El monje pareció sorprendido.

—Le he dado de comer, hace menos de una hora.

El venerable se levantó y se dirigió al fondo del barracón. En su lecho, el anciano tenía estertores casi imperceptibles. François Branier se paró unos minutos a escuchar aquella respiración de ultratumba que parecía interrumpirse a cada instante y que continuaba, incansable.

Después regresó al cuartucho donde el monje preparaba los medicamentos.

—Anoche su corazón había dejado de latir.

—Los milagros existen, venerable. Incluso aquí. ¿En qué punto estamos con el comandante?

—Calma absoluta. Mis revelaciones ya no le interesan.

—Desengáñese. Es una táctica como otra. Él las prueba todas. Quiere su secreto. Es su razón de vivir. Tiene casi todos los triunfos en la mano.

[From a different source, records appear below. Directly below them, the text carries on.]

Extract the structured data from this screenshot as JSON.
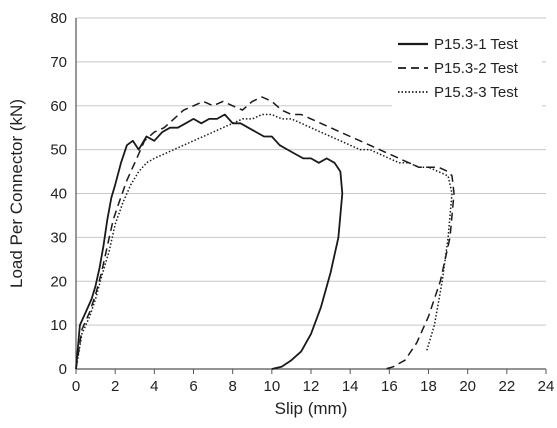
{
  "chart_data": {
    "type": "line",
    "xlabel": "Slip (mm)",
    "ylabel": "Load Per Connector (kN)",
    "xlim": [
      0,
      24
    ],
    "ylim": [
      0,
      80
    ],
    "x_ticks": [
      0,
      2,
      4,
      6,
      8,
      10,
      12,
      14,
      16,
      18,
      20,
      22,
      24
    ],
    "y_ticks": [
      0,
      10,
      20,
      30,
      40,
      50,
      60,
      70,
      80
    ],
    "grid": "horizontal",
    "legend_position": "top-right",
    "series": [
      {
        "name": "P15.3-1 Test",
        "line_style": "solid",
        "color": "#1a1a1a",
        "x": [
          0,
          0.2,
          0.5,
          0.8,
          1.0,
          1.2,
          1.4,
          1.6,
          1.8,
          2.0,
          2.3,
          2.6,
          2.9,
          3.2,
          3.6,
          4.0,
          4.4,
          4.8,
          5.2,
          5.6,
          6.0,
          6.4,
          6.8,
          7.2,
          7.6,
          8.0,
          8.4,
          8.8,
          9.2,
          9.6,
          10.0,
          10.4,
          10.8,
          11.2,
          11.6,
          12.0,
          12.4,
          12.8,
          13.2,
          13.5,
          13.6,
          13.4,
          13.0,
          12.5,
          12.0,
          11.5,
          11.0,
          10.5,
          10.0
        ],
        "y": [
          0,
          10,
          13,
          16,
          19,
          23,
          28,
          34,
          39,
          42,
          47,
          51,
          52,
          50,
          53,
          52,
          54,
          55,
          55,
          56,
          57,
          56,
          57,
          57,
          58,
          56,
          56,
          55,
          54,
          53,
          53,
          51,
          50,
          49,
          48,
          48,
          47,
          48,
          47,
          45,
          40,
          30,
          22,
          14,
          8,
          4,
          2,
          0.5,
          0
        ]
      },
      {
        "name": "P15.3-2 Test",
        "line_style": "dashed",
        "color": "#1a1a1a",
        "x": [
          0,
          0.3,
          0.7,
          1.0,
          1.3,
          1.6,
          1.9,
          2.2,
          2.6,
          3.0,
          3.5,
          4.0,
          4.5,
          5.0,
          5.5,
          6.0,
          6.5,
          7.0,
          7.5,
          8.0,
          8.5,
          9.0,
          9.5,
          10.0,
          10.5,
          11.0,
          11.5,
          12.0,
          12.5,
          13.0,
          13.5,
          14.0,
          14.5,
          15.0,
          15.5,
          16.0,
          16.5,
          17.0,
          17.5,
          18.0,
          18.5,
          19.0,
          19.2,
          19.3,
          19.1,
          18.6,
          18.0,
          17.4,
          16.8,
          16.2,
          15.8
        ],
        "y": [
          0,
          9,
          13,
          17,
          22,
          28,
          34,
          38,
          43,
          47,
          52,
          54,
          55,
          57,
          59,
          60,
          61,
          60,
          61,
          60,
          59,
          61,
          62,
          61,
          59,
          58,
          58,
          57,
          56,
          55,
          54,
          53,
          52,
          51,
          50,
          49,
          48,
          47,
          46,
          46,
          46,
          45,
          44,
          40,
          30,
          20,
          12,
          6,
          2,
          0.5,
          0
        ]
      },
      {
        "name": "P15.3-3 Test",
        "line_style": "dotted",
        "color": "#1a1a1a",
        "x": [
          0,
          0.3,
          0.7,
          1.0,
          1.3,
          1.7,
          2.0,
          2.4,
          2.8,
          3.2,
          3.6,
          4.0,
          4.5,
          5.0,
          5.5,
          6.0,
          6.5,
          7.0,
          7.5,
          8.0,
          8.5,
          9.0,
          9.5,
          10.0,
          10.5,
          11.0,
          11.5,
          12.0,
          12.5,
          13.0,
          13.5,
          14.0,
          14.5,
          15.0,
          15.5,
          16.0,
          16.5,
          17.0,
          17.5,
          18.0,
          18.5,
          19.0,
          19.2,
          19.0,
          18.7,
          18.3,
          17.9
        ],
        "y": [
          0,
          8,
          12,
          16,
          21,
          27,
          33,
          38,
          42,
          45,
          47,
          48,
          49,
          50,
          51,
          52,
          53,
          54,
          55,
          56,
          57,
          57,
          58,
          58,
          57,
          57,
          56,
          55,
          54,
          53,
          52,
          51,
          50,
          50,
          49,
          48,
          47,
          47,
          46,
          46,
          45,
          44,
          40,
          30,
          20,
          10,
          4
        ]
      }
    ]
  }
}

—¿Por qué dice «casi todos»?

—Porque se hace ilusiones… Y sólo hay un secreto. El conocimiento de Dios.

—Demasiado místico, padre. No olvide que yo dirijo una célula de terroristas encargados de poner a punto la nueva arma que acabará con Alemania.

Fray Benoît se encogió de hombros.

—Puede. Pero sería demasiado que a los masones se les ocurriera una idea tan genial. Usted es un verdadero masón: cree en su iniciación. Y me temo que su logia es sólo un montón de valientes perdidos en el mal camino.

El venerable hundió la cabeza entre los hombros y miró al suelo. Aquel discurso lo había oído miles de veces. El monje era demasiado sutil para pronunciarlo sin segundas. Predicaba lo falso para saber la verdad. Lo empujaba al fallo, como un jugador de ajedrez que comete un error aparente.